The present invention relates to a pole layer composite material, and more particularly to a pole layer composite material for a lithium ion secondary battery system.

Background

The existing lithium ion secondary battery mainly uses liquid electrolyte as a lithium ion transmission medium, but the volatile property of the liquid electrolyte can cause adverse effects on human bodies and the environment; meanwhile, the flammability of the liquid electrolyte is also a great safety hazard for battery users.

Furthermore, one of the reasons for the unstable performance of the current lithium battery is mainly due to the large surface activity of the electrode (negative electrode) and the high voltage (positive electrode), which results in the instability of the interface between the electrode and the electrolyte under the direct contact therebetween, and further generates so-called exothermic reactions that consume the liquid electrolyte and lithium ions and also generate heat, thereby forming an inactive protective film on the contact interface therebetween. Once local short circuit occurs, the local temperature rises rapidly, and at the moment, the passive protective film becomes unstable and releases heat; the exothermic reaction is cumulative, and the temperature of the entire battery is continuously increased. Once the temperature of the battery is increased to the initial temperature (or trigger temperature) of the thermal runaway reaction (thermal runaway), a thermal runaway phenomenon is caused, which may cause damage to the battery, such as explosion or fire, and cause considerable safety concerns in use.

In recent years, solid electrolytes have become another focus of research, which have similar ionic conductivity to liquid electrolytes, but do not have the easy evaporation and combustion properties of liquid electrolytes, while the interface with the active material surface is relatively stable (whether chemical or electrochemical). However, unlike liquid electrolytes, solid electrolytes have a small contact surface with active materials, a poor contact surface, and a low charge transfer reaction constant, so that the resistance of the charge transfer interface with the active materials of the positive and negative electrodes in the electrode layer is large, which is not conducive to effective transmission of lithium ions, and thus it is still difficult to completely replace liquid electrolytes.

In order to solve the above problems, the present invention provides a novel electrode layer composite material.

Disclosure of Invention

Accordingly, the present invention is directed to a pole layer composite material, which solves the above-mentioned drawbacks of the prior art, effectively blocks the contact between the electrolyte and the active material by using an Artificial Passive Film (APF), and prevents unnecessary consumption of lithium ions and the degradation of the lithium battery caused thereby.

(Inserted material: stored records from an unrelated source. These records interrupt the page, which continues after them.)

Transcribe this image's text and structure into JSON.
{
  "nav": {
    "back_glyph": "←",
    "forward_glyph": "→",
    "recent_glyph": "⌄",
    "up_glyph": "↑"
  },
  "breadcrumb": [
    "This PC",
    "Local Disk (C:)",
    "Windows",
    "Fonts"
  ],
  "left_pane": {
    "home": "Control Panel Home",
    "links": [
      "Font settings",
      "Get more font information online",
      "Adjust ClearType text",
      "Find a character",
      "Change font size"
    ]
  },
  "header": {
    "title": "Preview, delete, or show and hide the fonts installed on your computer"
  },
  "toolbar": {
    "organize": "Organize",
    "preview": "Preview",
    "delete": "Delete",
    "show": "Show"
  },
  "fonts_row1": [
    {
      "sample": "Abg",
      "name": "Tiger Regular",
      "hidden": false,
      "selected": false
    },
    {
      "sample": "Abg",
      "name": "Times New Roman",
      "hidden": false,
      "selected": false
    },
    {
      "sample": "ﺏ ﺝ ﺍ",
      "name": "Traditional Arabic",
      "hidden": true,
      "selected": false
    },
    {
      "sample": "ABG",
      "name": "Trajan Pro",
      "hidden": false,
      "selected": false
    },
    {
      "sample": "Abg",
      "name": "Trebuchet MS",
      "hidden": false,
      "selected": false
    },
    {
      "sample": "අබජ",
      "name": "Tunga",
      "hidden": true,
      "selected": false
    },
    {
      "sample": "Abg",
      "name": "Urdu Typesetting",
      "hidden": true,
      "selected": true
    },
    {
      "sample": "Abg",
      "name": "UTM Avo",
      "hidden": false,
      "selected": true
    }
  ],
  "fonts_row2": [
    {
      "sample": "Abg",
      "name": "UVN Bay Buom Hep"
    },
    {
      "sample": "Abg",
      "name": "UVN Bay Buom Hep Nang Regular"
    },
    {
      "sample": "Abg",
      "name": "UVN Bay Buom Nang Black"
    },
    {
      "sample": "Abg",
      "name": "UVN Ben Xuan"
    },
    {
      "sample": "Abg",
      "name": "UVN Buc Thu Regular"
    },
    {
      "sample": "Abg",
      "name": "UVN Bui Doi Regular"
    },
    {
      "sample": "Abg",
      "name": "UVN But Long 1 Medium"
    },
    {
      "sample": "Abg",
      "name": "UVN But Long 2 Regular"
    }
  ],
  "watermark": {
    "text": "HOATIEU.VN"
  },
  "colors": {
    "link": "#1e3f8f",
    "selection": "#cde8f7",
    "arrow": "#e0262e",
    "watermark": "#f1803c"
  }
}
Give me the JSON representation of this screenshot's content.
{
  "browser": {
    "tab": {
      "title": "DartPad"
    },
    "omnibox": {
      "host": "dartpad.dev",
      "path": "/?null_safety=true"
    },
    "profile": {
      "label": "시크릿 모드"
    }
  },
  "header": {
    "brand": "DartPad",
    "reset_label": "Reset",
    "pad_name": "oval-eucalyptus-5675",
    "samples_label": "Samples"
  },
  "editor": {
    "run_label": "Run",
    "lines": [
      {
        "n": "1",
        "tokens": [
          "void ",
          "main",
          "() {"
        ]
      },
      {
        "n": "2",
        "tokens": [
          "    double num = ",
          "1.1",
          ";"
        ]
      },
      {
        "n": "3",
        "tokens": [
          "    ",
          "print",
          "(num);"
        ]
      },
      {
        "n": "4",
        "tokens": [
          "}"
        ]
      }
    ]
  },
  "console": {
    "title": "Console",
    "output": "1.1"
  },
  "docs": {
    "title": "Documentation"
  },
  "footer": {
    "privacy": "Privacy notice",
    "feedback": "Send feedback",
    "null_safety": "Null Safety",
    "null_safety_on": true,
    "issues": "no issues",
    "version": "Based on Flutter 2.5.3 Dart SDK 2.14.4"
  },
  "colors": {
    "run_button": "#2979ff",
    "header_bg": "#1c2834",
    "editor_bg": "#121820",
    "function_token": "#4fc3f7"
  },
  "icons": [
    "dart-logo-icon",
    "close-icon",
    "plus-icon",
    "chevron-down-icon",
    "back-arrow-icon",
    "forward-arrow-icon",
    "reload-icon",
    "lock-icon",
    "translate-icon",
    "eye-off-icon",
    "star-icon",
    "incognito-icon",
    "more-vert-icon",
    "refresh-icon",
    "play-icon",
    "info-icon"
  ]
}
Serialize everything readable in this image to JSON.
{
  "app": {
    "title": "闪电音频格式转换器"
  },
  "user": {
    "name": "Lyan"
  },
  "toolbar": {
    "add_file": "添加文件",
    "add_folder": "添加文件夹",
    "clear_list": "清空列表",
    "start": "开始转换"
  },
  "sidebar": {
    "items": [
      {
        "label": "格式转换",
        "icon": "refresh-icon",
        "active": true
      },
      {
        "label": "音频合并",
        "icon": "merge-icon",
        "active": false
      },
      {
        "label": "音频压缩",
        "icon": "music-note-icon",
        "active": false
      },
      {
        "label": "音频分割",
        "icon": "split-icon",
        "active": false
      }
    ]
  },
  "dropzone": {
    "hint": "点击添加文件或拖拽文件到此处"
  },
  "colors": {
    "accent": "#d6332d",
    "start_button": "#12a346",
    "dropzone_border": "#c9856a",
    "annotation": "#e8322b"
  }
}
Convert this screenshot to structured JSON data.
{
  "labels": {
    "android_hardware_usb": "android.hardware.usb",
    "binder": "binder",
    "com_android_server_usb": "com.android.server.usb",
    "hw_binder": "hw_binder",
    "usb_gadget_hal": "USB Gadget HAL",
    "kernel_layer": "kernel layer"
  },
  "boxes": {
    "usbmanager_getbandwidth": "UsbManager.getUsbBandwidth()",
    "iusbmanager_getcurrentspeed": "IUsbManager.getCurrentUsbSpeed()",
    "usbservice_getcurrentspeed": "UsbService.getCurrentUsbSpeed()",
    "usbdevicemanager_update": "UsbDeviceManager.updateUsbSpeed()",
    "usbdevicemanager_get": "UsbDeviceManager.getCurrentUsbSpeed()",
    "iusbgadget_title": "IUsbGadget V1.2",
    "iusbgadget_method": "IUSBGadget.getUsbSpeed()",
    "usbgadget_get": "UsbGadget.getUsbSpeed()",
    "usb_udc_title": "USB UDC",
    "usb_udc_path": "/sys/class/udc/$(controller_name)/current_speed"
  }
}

Another objective of the present invention is to provide an electrode layer composite material, which utilizes concentration difference to construct a middle layer and an outer layer of colloidal/liquid electrolyte and solid electrolyte with different distributions, so as to solve the problems of high charge transfer resistance and low contact area caused by direct contact between the solid electrolyte and the active material, reduce the amount of organic solvent as much as possible, and improve the safety of the battery.

In order to achieve the above objects, the present invention provides an electrode layer composite material, which comprises an active material, an artificial passive film, a middle layer and an outer layer, wherein the artificial passive film is formed and coated on the surface of the active material, then the middle layer and the outer layer are sequentially coated on the active material, and both the middle layer and the outer layer have a colloidal/liquid electrolyte and a solid electrolyte, wherein the colloidal/liquid electrolyte content of the middle layer is greater than the solid electrolyte content, and the solid electrolyte content of the outer layer is greater than the colloidal/liquid electrolyte content, and the direct contact between the colloidal/liquid electrolyte and the active material is greatly reduced or avoided by a method of directly coating the artificial passive film on the surface of the active material, so that the attenuation of a lithium battery caused by unnecessary lithium ion consumption can be reduced, and the middle layer and the outer layer formed by the concentration difference are utilized, in addition to greatly reducing the usage amount of the liquid/colloidal electrolyte, the problems derived from high charge transfer resistance and low contact area generated by direct contact between the solid electrolyte and the active material can be solved, so that the optimal ion conduction mode can be achieved while considering safety.

The purpose, technical content, features and effects of the present invention will be more easily understood through the detailed description of the specific embodiments.

Drawings

Fig. 1 is a schematic diagram of a structure of a pole layer composite according to an embodiment of the present invention.

Fig. 2 is a partially enlarged schematic view of the electrode layer composite of the present invention.

Fig. 3 is another enlarged partial view of the electrode layer composite of the present invention.

Fig. 4 is a schematic view of an embodiment in which the electrode layer composite of the present invention is applied to a lithium battery.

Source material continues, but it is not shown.